Firstly, the aim of such a programme ought to be to empower women to take responsibility for their own health. It is a fallacy to believe that only young girls and women who come from rural areas need to be educated in the areas of safe sex and birth control.

Secondly, any such combined family planning and HIV/AIDS prevention programmes must work by gradually changing the social and cultural perception in society that prevents women's ability to protect themselves. Such a programme will be most effective if placed within the context of women's physical, mental, social, economic, cultural and spiritual health and wellbeing. It is imperative that women and men together understand and recognize women's rights to health safety and reproductive freedom.

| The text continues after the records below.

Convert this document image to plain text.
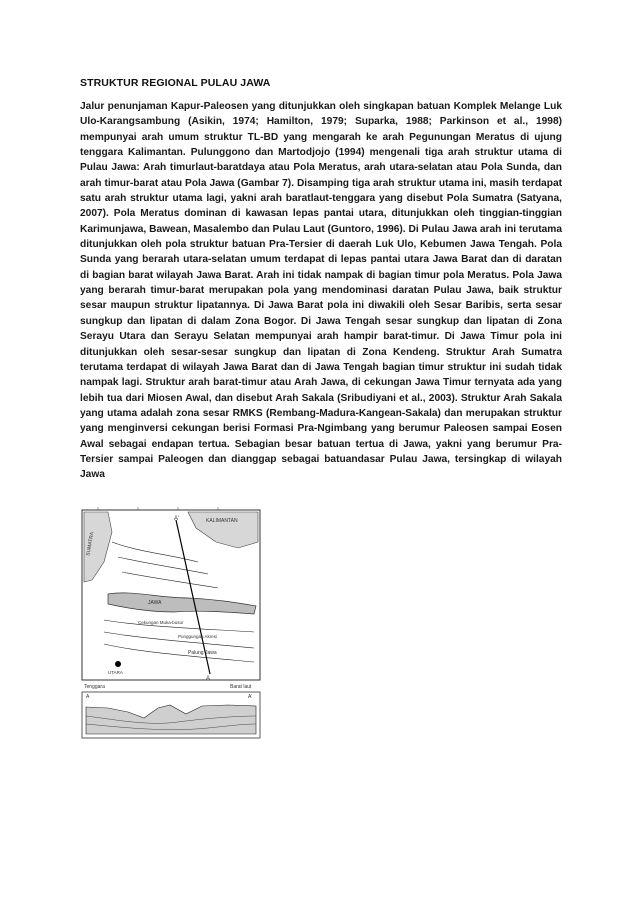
STRUKTUR REGIONAL PULAU JAWA
Jalur penunjaman Kapur-Paleosen yang ditunjukkan oleh singkapan batuan Komplek Melange Luk Ulo-Karangsambung (Asikin, 1974; Hamilton, 1979; Suparka, 1988; Parkinson et al., 1998) mempunyai arah umum struktur TL-BD yang mengarah ke arah Pegunungan Meratus di ujung tenggara Kalimantan. Pulunggono dan Martodjojo (1994) mengenali tiga arah struktur utama di Pulau Jawa: Arah timurlaut-baratdaya atau Pola Meratus, arah utara-selatan atau Pola Sunda, dan arah timur-barat atau Pola Jawa (Gambar 7). Disamping tiga arah struktur utama ini, masih terdapat satu arah struktur utama lagi, yakni arah baratlaut-tenggara yang disebut Pola Sumatra (Satyana, 2007). Pola Meratus dominan di kawasan lepas pantai utara, ditunjukkan oleh tinggian-tinggian Karimunjawa, Bawean, Masalembo dan Pulau Laut (Guntoro, 1996). Di Pulau Jawa arah ini terutama ditunjukkan oleh pola struktur batuan Pra-Tersier di daerah Luk Ulo, Kebumen Jawa Tengah. Pola Sunda yang berarah utara-selatan umum terdapat di lepas pantai utara Jawa Barat dan di daratan di bagian barat wilayah Jawa Barat. Arah ini tidak nampak di bagian timur pola Meratus. Pola Jawa yang berarah timur-barat merupakan pola yang mendominasi daratan Pulau Jawa, baik struktur sesar maupun struktur lipatannya. Di Jawa Barat pola ini diwakili oleh Sesar Baribis, serta sesar sungkup dan lipatan di dalam Zona Bogor. Di Jawa Tengah sesar sungkup dan lipatan di Zona Serayu Utara dan Serayu Selatan mempunyai arah hampir barat-timur. Di Jawa Timur pola ini ditunjukkan oleh sesar-sesar sungkup dan lipatan di Zona Kendeng. Struktur Arah Sumatra terutama terdapat di wilayah Jawa Barat dan di Jawa Tengah bagian timur struktur ini sudah tidak nampak lagi. Struktur arah barat-timur atau Arah Jawa, di cekungan Jawa Timur ternyata ada yang lebih tua dari Miosen Awal, dan disebut Arah Sakala (Sribudiyani et al., 2003). Struktur Arah Sakala yang utama adalah zona sesar RMKS (Rembang-Madura-Kangean-Sakala) dan merupakan struktur yang menginversi cekungan berisi Formasi Pra-Ngimbang yang berumur Paleosen sampai Eosen Awal sebagai endapan tertua. Sebagian besar batuan tertua di Jawa, yakni yang berumur Pra-Tersier sampai Paleogen dan dianggap sebagai batuandasar Pulau Jawa, tersingkap di wilayah Jawa
A'
A
KALIMANTAN
SUMATRA
JAWA
Cekungan Muka-busur
Punggungan Akresi
Palung Jawa
UTARA
Tenggara	Barat laut
A	A'
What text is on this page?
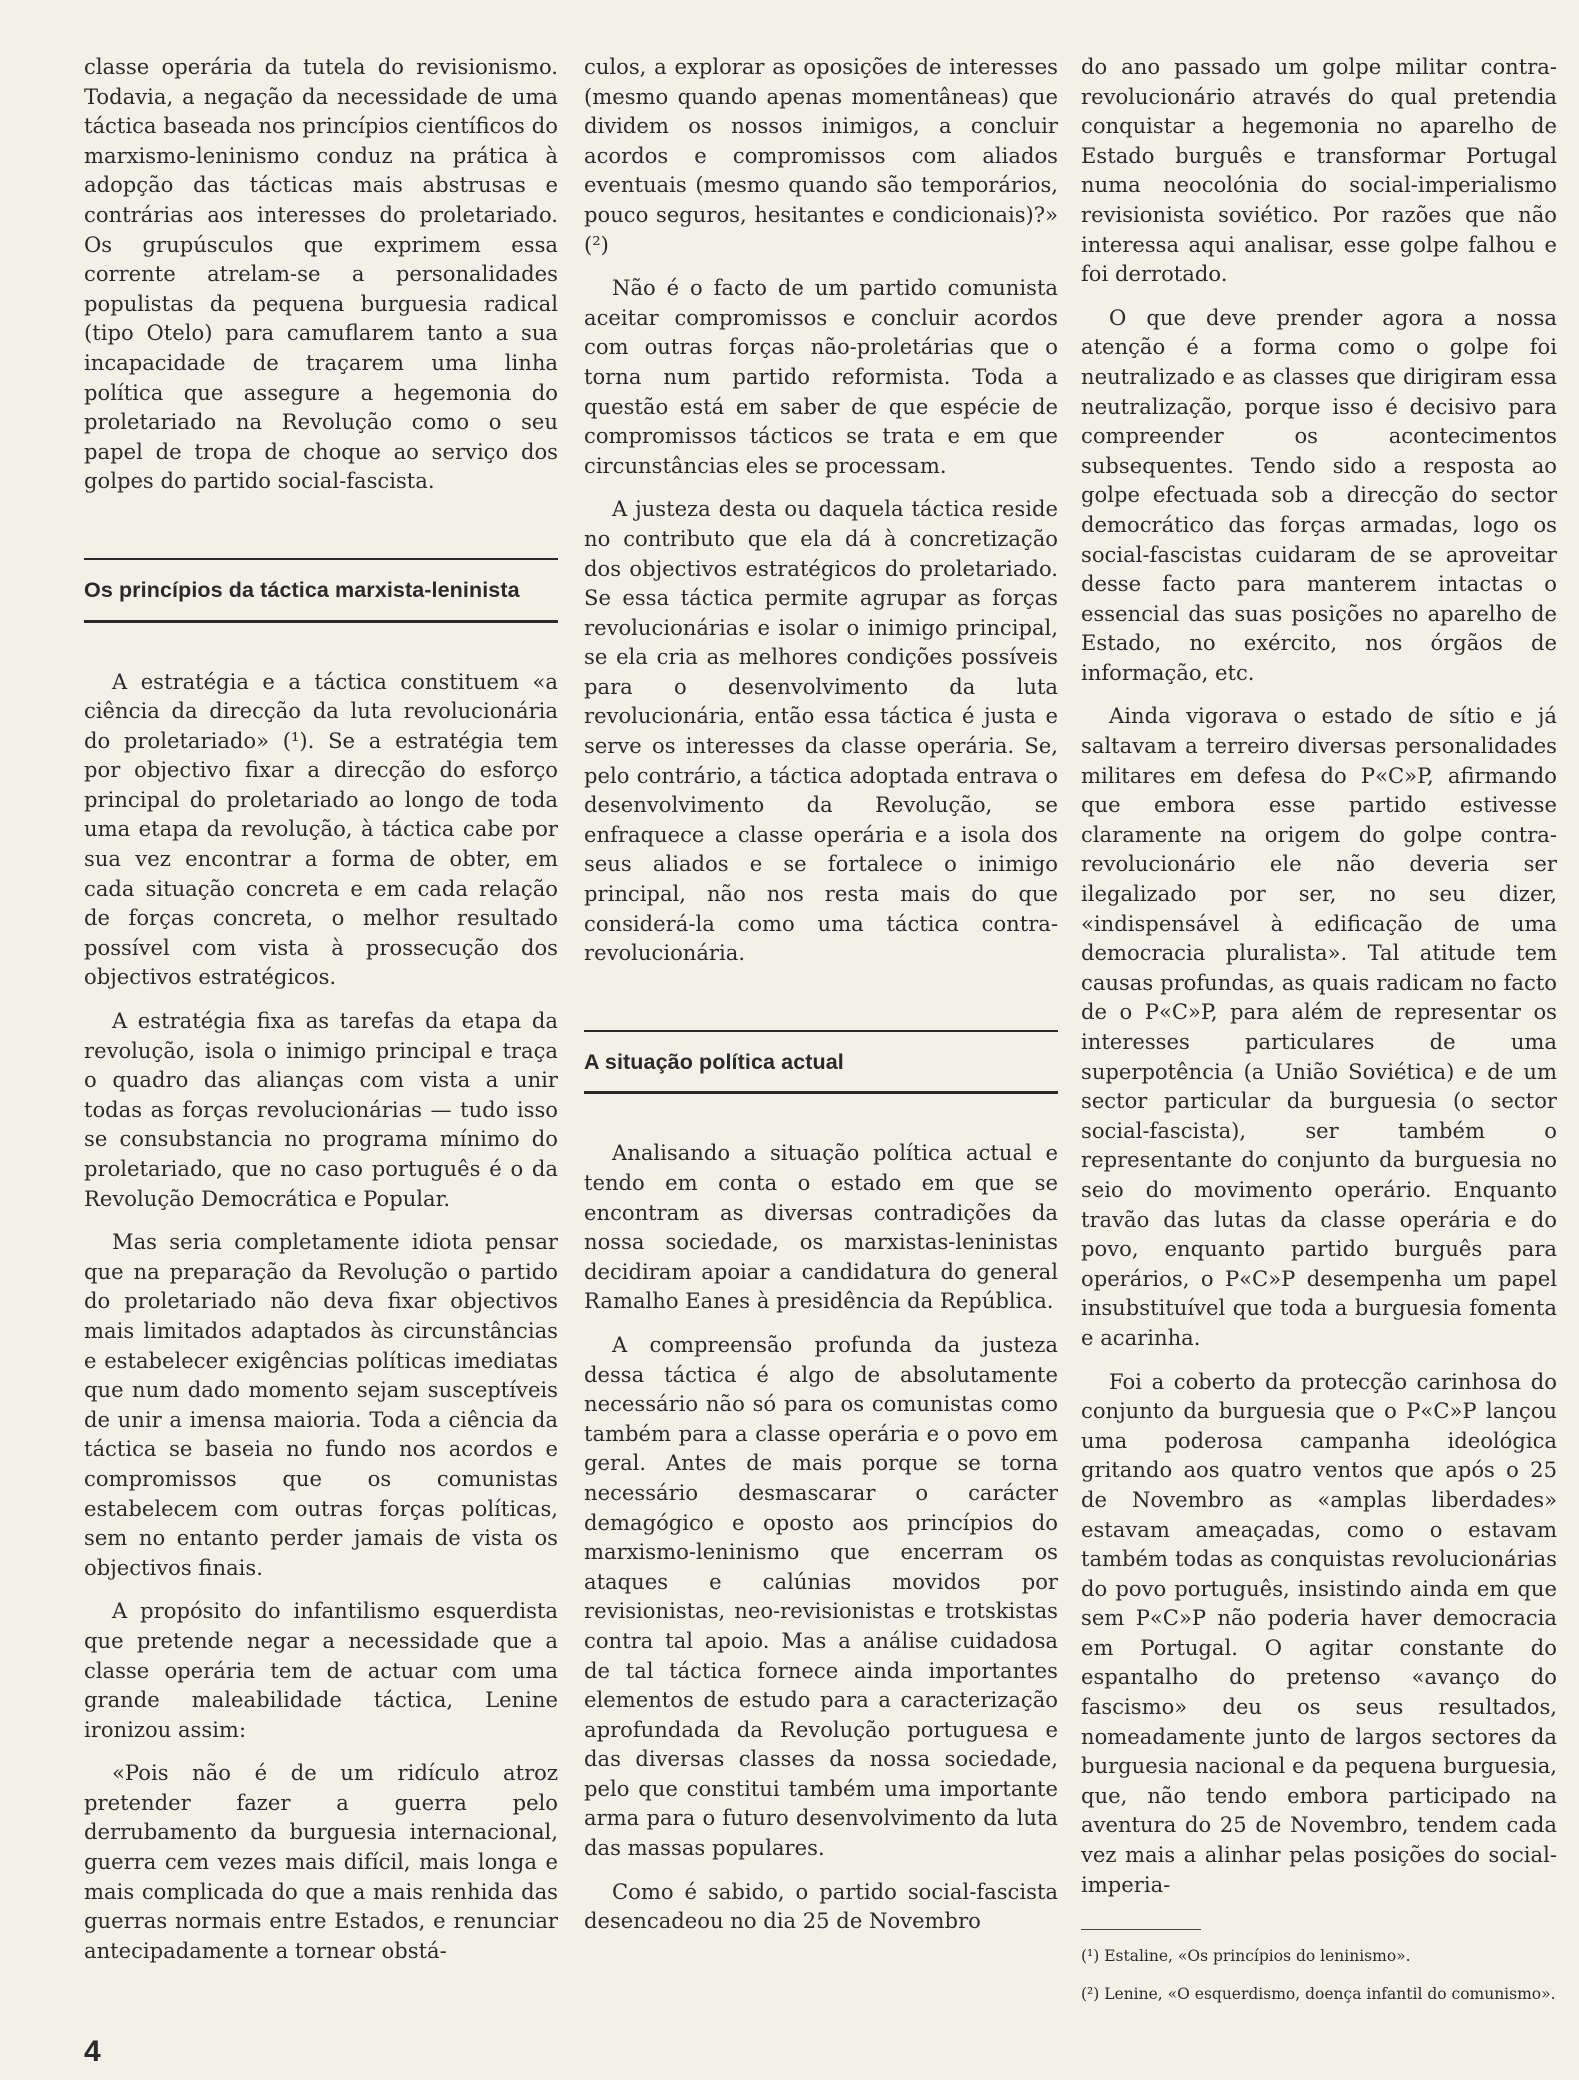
classe operária da tutela do revisionismo. Todavia, a negação da necessidade de uma táctica baseada nos princípios científicos do marxismo-leninismo conduz na prática à adopção das tácticas mais abstrusas e contrárias aos interesses do proletariado. Os grupúsculos que exprimem essa corrente atrelam-se a personalidades populistas da pequena burguesia radical (tipo Otelo) para camuflarem tanto a sua incapacidade de traçarem uma linha política que assegure a hegemonia do proletariado na Revolução como o seu papel de tropa de choque ao serviço dos golpes do partido social-fascista.

Os princípios da táctica marxista-leninista

A estratégia e a táctica constituem «a ciência da direcção da luta revolucionária do proletariado» (¹). Se a estratégia tem por objectivo fixar a direcção do esforço principal do proletariado ao longo de toda uma etapa da revolução, à táctica cabe por sua vez encontrar a forma de obter, em cada situação concreta e em cada relação de forças concreta, o melhor resultado possível com vista à prossecução dos objectivos estratégicos.

A estratégia fixa as tarefas da etapa da revolução, isola o inimigo principal e traça o quadro das alianças com vista a unir todas as forças revolucionárias — tudo isso se consubstancia no programa mínimo do proletariado, que no caso português é o da Revolução Democrática e Popular.

Mas seria completamente idiota pensar que na preparação da Revolução o partido do proletariado não deva fixar objectivos mais limitados adaptados às circunstâncias e estabelecer exigências políticas imediatas que num dado momento sejam susceptíveis de unir a imensa maioria. Toda a ciência da táctica se baseia no fundo nos acordos e compromissos que os comunistas estabelecem com outras forças políticas, sem no entanto perder jamais de vista os objectivos finais.

A propósito do infantilismo esquerdista que pretende negar a necessidade que a classe operária tem de actuar com uma grande maleabilidade táctica, Lenine ironizou assim:

«Pois não é de um ridículo atroz pretender fazer a guerra pelo derrubamento da burguesia internacional, guerra cem vezes mais difícil, mais longa e mais complicada do que a mais renhida das guerras normais entre Estados, e renunciar antecipadamente a tornear obstá-

culos, a explorar as oposições de interesses (mesmo quando apenas momentâneas) que dividem os nossos inimigos, a concluir acordos e compromissos com aliados eventuais (mesmo quando são temporários, pouco seguros, hesitantes e condicionais)?» (²)

Não é o facto de um partido comunista aceitar compromissos e concluir acordos com outras forças não-proletárias que o torna num partido reformista. Toda a questão está em saber de que espécie de compromissos tácticos se trata e em que circunstâncias eles se processam.

A justeza desta ou daquela táctica reside no contributo que ela dá à concretização dos objectivos estratégicos do proletariado. Se essa táctica permite agrupar as forças revolucionárias e isolar o inimigo principal, se ela cria as melhores condições possíveis para o desenvolvimento da luta revolucionária, então essa táctica é justa e serve os interesses da classe operária. Se, pelo contrário, a táctica adoptada entrava o desenvolvimento da Revolução, se enfraquece a classe operária e a isola dos seus aliados e se fortalece o inimigo principal, não nos resta mais do que considerá-la como uma táctica contra-revolucionária.

A situação política actual

Analisando a situação política actual e tendo em conta o estado em que se encontram as diversas contradições da nossa sociedade, os marxistas-leninistas decidiram apoiar a candidatura do general Ramalho Eanes à presidência da República.

A compreensão profunda da justeza dessa táctica é algo de absolutamente necessário não só para os comunistas como também para a classe operária e o povo em geral. Antes de mais porque se torna necessário desmascarar o carácter demagógico e oposto aos princípios do marxismo-leninismo que encerram os ataques e calúnias movidos por revisionistas, neo-revisionistas e trotskistas contra tal apoio. Mas a análise cuidadosa de tal táctica fornece ainda importantes elementos de estudo para a caracterização aprofundada da Revolução portuguesa e das diversas classes da nossa sociedade, pelo que constitui também uma importante arma para o futuro desenvolvimento da luta das massas populares.

Como é sabido, o partido social-fascista desencadeou no dia 25 de Novembro

do ano passado um golpe militar contra-revolucionário através do qual pretendia conquistar a hegemonia no aparelho de Estado burguês e transformar Portugal numa neocolónia do social-imperialismo revisionista soviético. Por razões que não interessa aqui analisar, esse golpe falhou e foi derrotado.

O que deve prender agora a nossa atenção é a forma como o golpe foi neutralizado e as classes que dirigiram essa neutralização, porque isso é decisivo para compreender os acontecimentos subsequentes. Tendo sido a resposta ao golpe efectuada sob a direcção do sector democrático das forças armadas, logo os social-fascistas cuidaram de se aproveitar desse facto para manterem intactas o essencial das suas posições no aparelho de Estado, no exército, nos órgãos de informação, etc.

Ainda vigorava o estado de sítio e já saltavam a terreiro diversas personalidades militares em defesa do P«C»P, afirmando que embora esse partido estivesse claramente na origem do golpe contra-revolucionário ele não deveria ser ilegalizado por ser, no seu dizer, «indispensável à edificação de uma democracia pluralista». Tal atitude tem causas profundas, as quais radicam no facto de o P«C»P, para além de representar os interesses particulares de uma superpotência (a União Soviética) e de um sector particular da burguesia (o sector social-fascista), ser também o representante do conjunto da burguesia no seio do movimento operário. Enquanto travão das lutas da classe operária e do povo, enquanto partido burguês para operários, o P«C»P desempenha um papel insubstituível que toda a burguesia fomenta e acarinha.

Foi a coberto da protecção carinhosa do conjunto da burguesia que o P«C»P lançou uma poderosa campanha ideológica gritando aos quatro ventos que após o 25 de Novembro as «amplas liberdades» estavam ameaçadas, como o estavam também todas as conquistas revolucionárias do povo português, insistindo ainda em que sem P«C»P não poderia haver democracia em Portugal. O agitar constante do espantalho do pretenso «avanço do fascismo» deu os seus resultados, nomeadamente junto de largos sectores da burguesia nacional e da pequena burguesia, que, não tendo embora participado na aventura do 25 de Novembro, tendem cada vez mais a alinhar pelas posições do social-imperia-

(¹) Estaline, «Os princípios do leninismo».

(²) Lenine, «O esquerdismo, doença infantil do comunismo».

4
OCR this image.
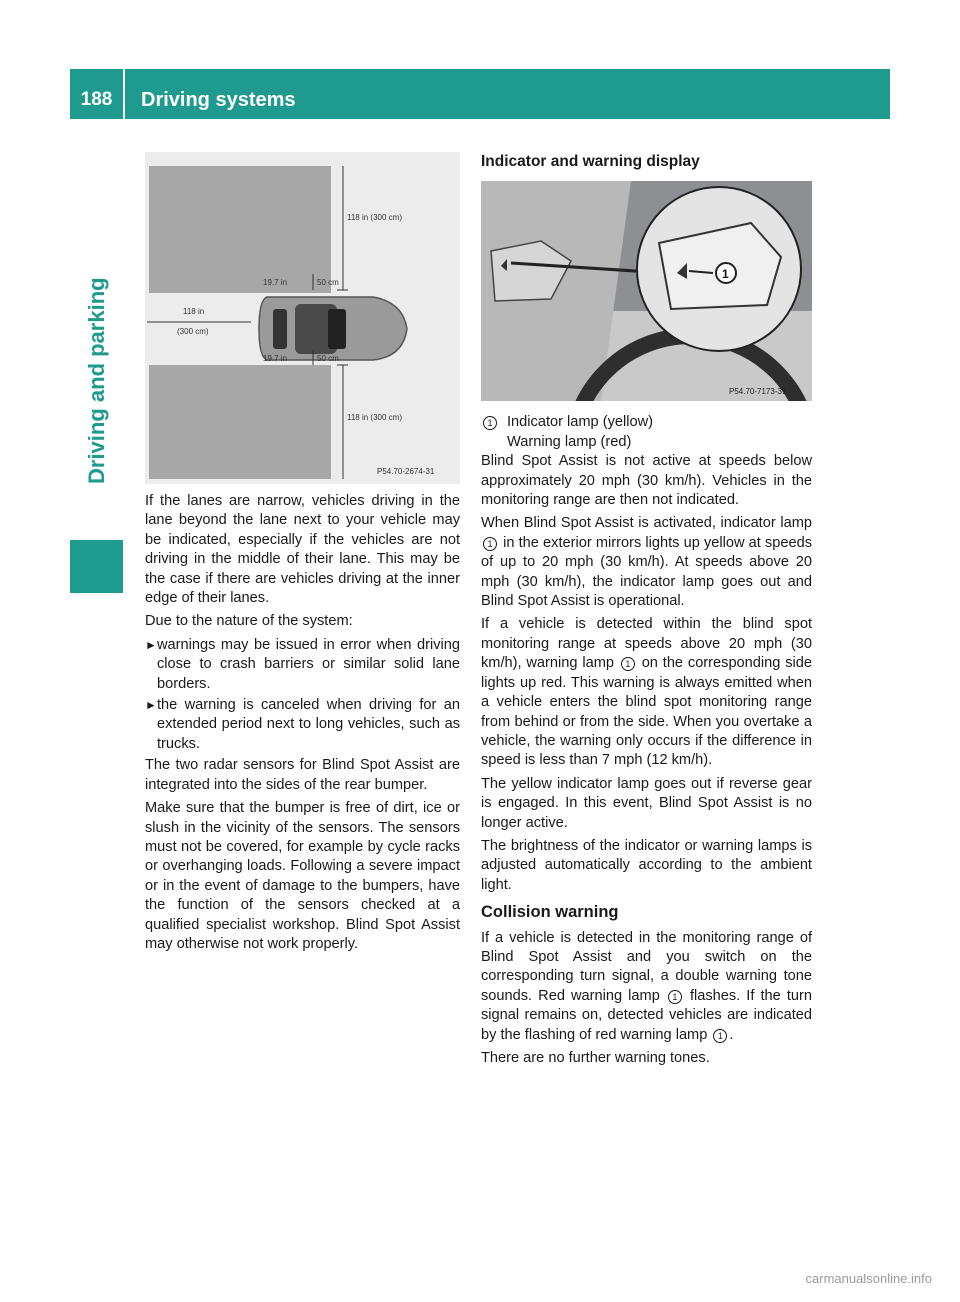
188	Driving systems
Driving and parking
118 in (300 cm)
118 in (300 cm)
19.7 in	50 cm
19.7 in	50 cm
118 in
(300 cm)
P54.70-2674-31

If the lanes are narrow, vehicles driving in the lane beyond the lane next to your vehicle may be indicated, especially if the vehicles are not driving in the middle of their lane. This may be the case if there are vehicles driving at the inner edge of their lanes.

Due to the nature of the system:

► warnings may be issued in error when driving close to crash barriers or similar solid lane borders.
► the warning is canceled when driving for an extended period next to long vehicles, such as trucks.

The two radar sensors for Blind Spot Assist are integrated into the sides of the rear bumper.

Make sure that the bumper is free of dirt, ice or slush in the vicinity of the sensors. The sensors must not be covered, for example by cycle racks or overhanging loads. Following a severe impact or in the event of damage to the bumpers, have the function of the sensors checked at a qualified specialist workshop. Blind Spot Assist may otherwise not work properly.

Indicator and warning display
1
P54.70-7173-31
1 Indicator lamp (yellow)
Warning lamp (red)

Blind Spot Assist is not active at speeds below approximately 20 mph (30 km/h). Vehicles in the monitoring range are then not indicated.

When Blind Spot Assist is activated, indicator lamp 1 in the exterior mirrors lights up yellow at speeds of up to 20 mph (30 km/h). At speeds above 20 mph (30 km/h), the indicator lamp goes out and Blind Spot Assist is operational.

If a vehicle is detected within the blind spot monitoring range at speeds above 20 mph (30 km/h), warning lamp 1 on the corresponding side lights up red. This warning is always emitted when a vehicle enters the blind spot monitoring range from behind or from the side. When you overtake a vehicle, the warning only occurs if the difference in speed is less than 7 mph (12 km/h).

The yellow indicator lamp goes out if reverse gear is engaged. In this event, Blind Spot Assist is no longer active.

The brightness of the indicator or warning lamps is adjusted automatically according to the ambient light.

Collision warning

If a vehicle is detected in the monitoring range of Blind Spot Assist and you switch on the corresponding turn signal, a double warning tone sounds. Red warning lamp 1 flashes. If the turn signal remains on, detected vehicles are indicated by the flashing of red warning lamp 1 .

There are no further warning tones.

carmanualsonline.info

Since our country consists of multi-religious and multi-ethnic communities, all such programmes should recognize the unique circumstances of women from these different groups. As in many other Asian countries, there is still in Sri Lanka a tendency to deny that AIDS is a problem. Therefore the promotion of safe sex messages and condom distribution are seen as going against culture, religion and tradition. Education programmes have to be sensitive to these perceptions.

Since family planning services have access to women in the reproductive age and their partners, family planning, counselling and HIV/AIDS prevention programmes should go hand in hand. Open discussions on sex should be promoted. The reproductive productive and community related roles of women should be the focus of such discussions and this a long-term basis would promote the empowerment of women.